Dienstag, 15. März 2016

Banken im Zangengriff der Informations- und kommerziellen Revolution

Von Ralf Keuper

Im Mittelalter, und hier vor allem in Italien, schlug die Geburtsstunde der Banken. Vorausgegangen war dem die Kommerzielle Revolution zwischen dem 11. und 13. Jahrhundert.
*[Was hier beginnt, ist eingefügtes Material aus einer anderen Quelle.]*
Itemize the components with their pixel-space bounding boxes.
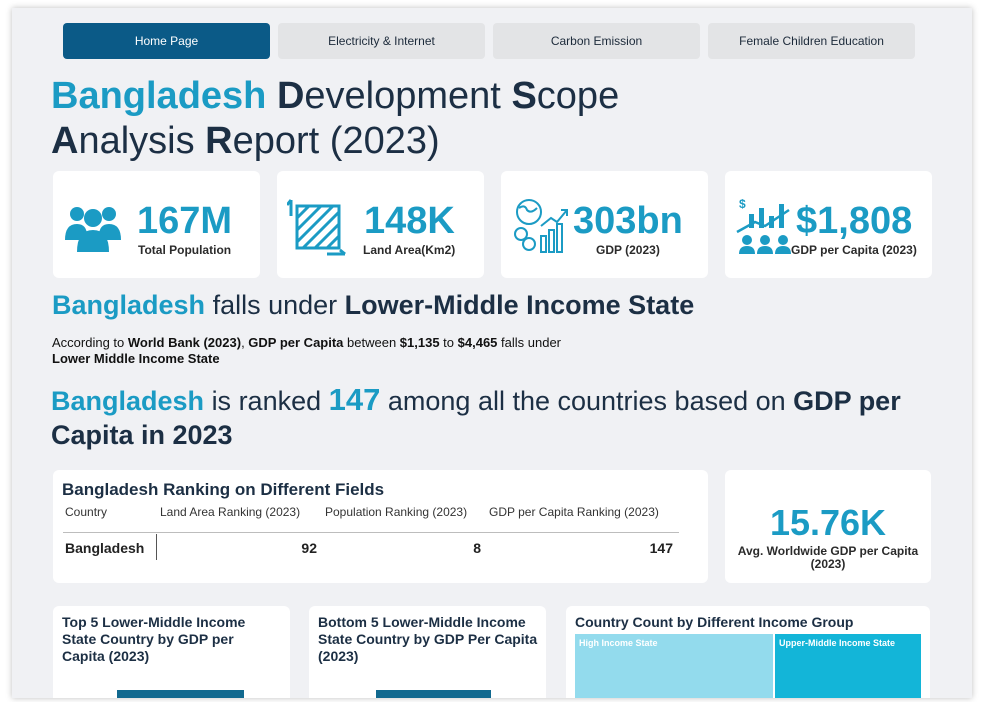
avg-gdp-value: 15.76K	[769, 502, 887, 543]
ranking-number: 147	[328, 382, 381, 417]
bottom5-chart-card: Bottom 5 Lower-Middle Income State Count…	[309, 606, 546, 698]
para-source: World Bank (2023)	[127, 335, 242, 350]
title-initial-s: S	[511, 75, 537, 117]
tab-electricity-internet[interactable]: Electricity & Internet	[278, 23, 485, 59]
income-state-value: Lower-Middle Income State	[344, 290, 695, 320]
para-state: Lower Middle Income State	[52, 351, 220, 366]
table-header-population[interactable]: Population Ranking (2023)	[325, 505, 468, 519]
top5-chart-title: Top 5 Lower-Middle Income State Country …	[62, 614, 246, 664]
para-metric: GDP per Capita	[248, 335, 344, 350]
para-high: $4,465	[457, 335, 498, 350]
land-area-icon	[287, 199, 346, 256]
tab-female-children-education[interactable]: Female Children Education	[708, 23, 915, 59]
kpi-label-gdp: GDP (2023)	[596, 243, 660, 257]
kpi-label-gdp-per-capita: GDP per Capita (2023)	[791, 243, 917, 257]
title-word-report: eport (2023)	[232, 120, 440, 162]
top5-chart-card: Top 5 Lower-Middle Income State Country …	[53, 606, 290, 698]
kpi-card-gdp-per-capita: $ $1,808 GDP per Capita (2023)	[725, 171, 932, 278]
avg-gdp-label: Avg. Worldwide GDP per Capita (2023)	[737, 544, 919, 571]
income-state-text: falls under	[212, 290, 338, 320]
income-group-chart-title: Country Count by Different Income Group	[575, 614, 854, 630]
title-word-development: evelopment	[304, 75, 501, 117]
title-word-analysis: nalysis	[78, 120, 195, 162]
title-initial-r: R	[205, 120, 233, 162]
ranking-text-1: is ranked	[211, 386, 322, 416]
income-state-heading: Bangladesh falls under Lower-Middle Inco…	[52, 290, 694, 321]
report-canvas: Home Page Electricity & Internet Carbon …	[12, 8, 972, 698]
kpi-value-gdp-per-capita: $1,808	[796, 200, 913, 242]
para-text-4: to	[439, 335, 458, 350]
bottom5-bar[interactable]	[376, 690, 491, 698]
treemap-high-income[interactable]: High Income State	[575, 634, 773, 698]
para-low: $1,135	[399, 335, 440, 350]
people-icon	[65, 207, 121, 252]
table-header-gdp-per-capita[interactable]: GDP per Capita Ranking (2023)	[489, 505, 659, 519]
kpi-card-population: 167M Total Population	[53, 171, 260, 278]
kpi-card-land-area: 148K Land Area(Km2)	[277, 171, 484, 278]
gdp-growth-icon: $	[736, 197, 791, 254]
title-word-scope: cope	[536, 75, 620, 117]
gdp-globe-icon	[514, 199, 568, 253]
page-title: Bangladesh Development Scope Analysis Re…	[51, 74, 619, 164]
ranking-statement: Bangladesh is ranked 147 among all the c…	[51, 383, 931, 452]
kpi-value-population: 167M	[137, 200, 233, 242]
kpi-value-gdp: 303bn	[573, 200, 683, 242]
ranking-basis: GDP per Capita in 2023	[51, 386, 901, 450]
treemap-upper-middle-income[interactable]: Upper-Middle Income State	[775, 634, 921, 698]
para-text-1: According to	[52, 335, 128, 350]
avg-gdp-card: 15.76K Avg. Worldwide GDP per Capita (20…	[725, 470, 931, 583]
table-cell-country: Bangladesh	[65, 540, 145, 556]
top5-bar[interactable]	[117, 690, 244, 698]
para-text-3: between	[343, 335, 400, 350]
table-cell-population: 8	[473, 540, 481, 556]
bottom5-chart-title: Bottom 5 Lower-Middle Income State Count…	[318, 614, 538, 664]
para-text-2: ,	[241, 335, 249, 350]
ranking-country: Bangladesh	[51, 386, 205, 416]
tab-home-page[interactable]: Home Page	[63, 23, 270, 59]
title-initial-a: A	[51, 120, 79, 162]
svg-text:$: $	[739, 197, 746, 211]
income-group-chart-card: Country Count by Different Income Group …	[566, 606, 930, 698]
ranking-table-card: Bangladesh Ranking on Different Fields C…	[53, 470, 708, 583]
table-divider	[63, 532, 679, 533]
kpi-label-land-area: Land Area(Km2)	[363, 243, 456, 257]
title-initial-d: D	[276, 75, 305, 117]
table-cell-land-area: 92	[301, 540, 317, 556]
para-text-5: falls under	[497, 335, 561, 350]
table-header-country[interactable]: Country	[65, 505, 108, 519]
income-state-country: Bangladesh	[52, 290, 206, 320]
kpi-value-land-area: 148K	[364, 200, 455, 242]
ranking-table-title: Bangladesh Ranking on Different Fields	[62, 480, 385, 499]
ranking-text-2: among all the countries based on	[387, 386, 786, 416]
table-column-divider	[156, 534, 157, 560]
kpi-card-gdp: 303bn GDP (2023)	[501, 171, 708, 278]
income-state-description: According to World Bank (2023), GDP per …	[52, 335, 632, 367]
table-cell-gdp-per-capita: 147	[649, 540, 673, 556]
table-header-land-area[interactable]: Land Area Ranking (2023)	[160, 505, 301, 519]
kpi-label-population: Total Population	[138, 243, 232, 257]
title-country: Bangladesh	[51, 75, 267, 117]
tab-carbon-emission[interactable]: Carbon Emission	[493, 23, 700, 59]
Weiteren Schwung verlieh dem Bankgeschäft die wohl erste richtige Informationsrevolution, für die Johannes Gutenberg und seine Erfindung der Druckerpresse stehen. Drucker bildeten daraufhin für einige Zeit eine hoch angesehene gesellschaftliche Schicht. Ihren Status verdankten sie in besonderer Weise ihrer Geschicklichkeit bei der Anwendung der Drucktechnologien. Gegen Ende des 16. Jahrhunderts jedoch, begann sich das Blatt zu wenden, wie Peter F. Drucker beschreibt. Fortan war nicht mehr die Technologie das entscheidende Kriterium, sondern die Information und deren Bedeutung: 
Um das Jahr 1580 waren aus den vorrangig technologieorientierten Druckern gewöhnliche Handwerker geworden. Als Gewerbetreibende genossen sie zwar immer noch Respekt, doch sie gehörten zweifellos nicht mehr zur Oberschicht. Ihre Unternehmen waren nicht mehr länger rentabler als andere, und sie zogen auch keine Investoren mehr an. Ihr Platz wurde rasch von denen eingenommen, die wir heute Verleger nennen. An ihre Stelle traten Menschen und Firmen, deren Schwerpunkt nicht mehr auf dem "T" in "IT" lag, sondern auf dem "I".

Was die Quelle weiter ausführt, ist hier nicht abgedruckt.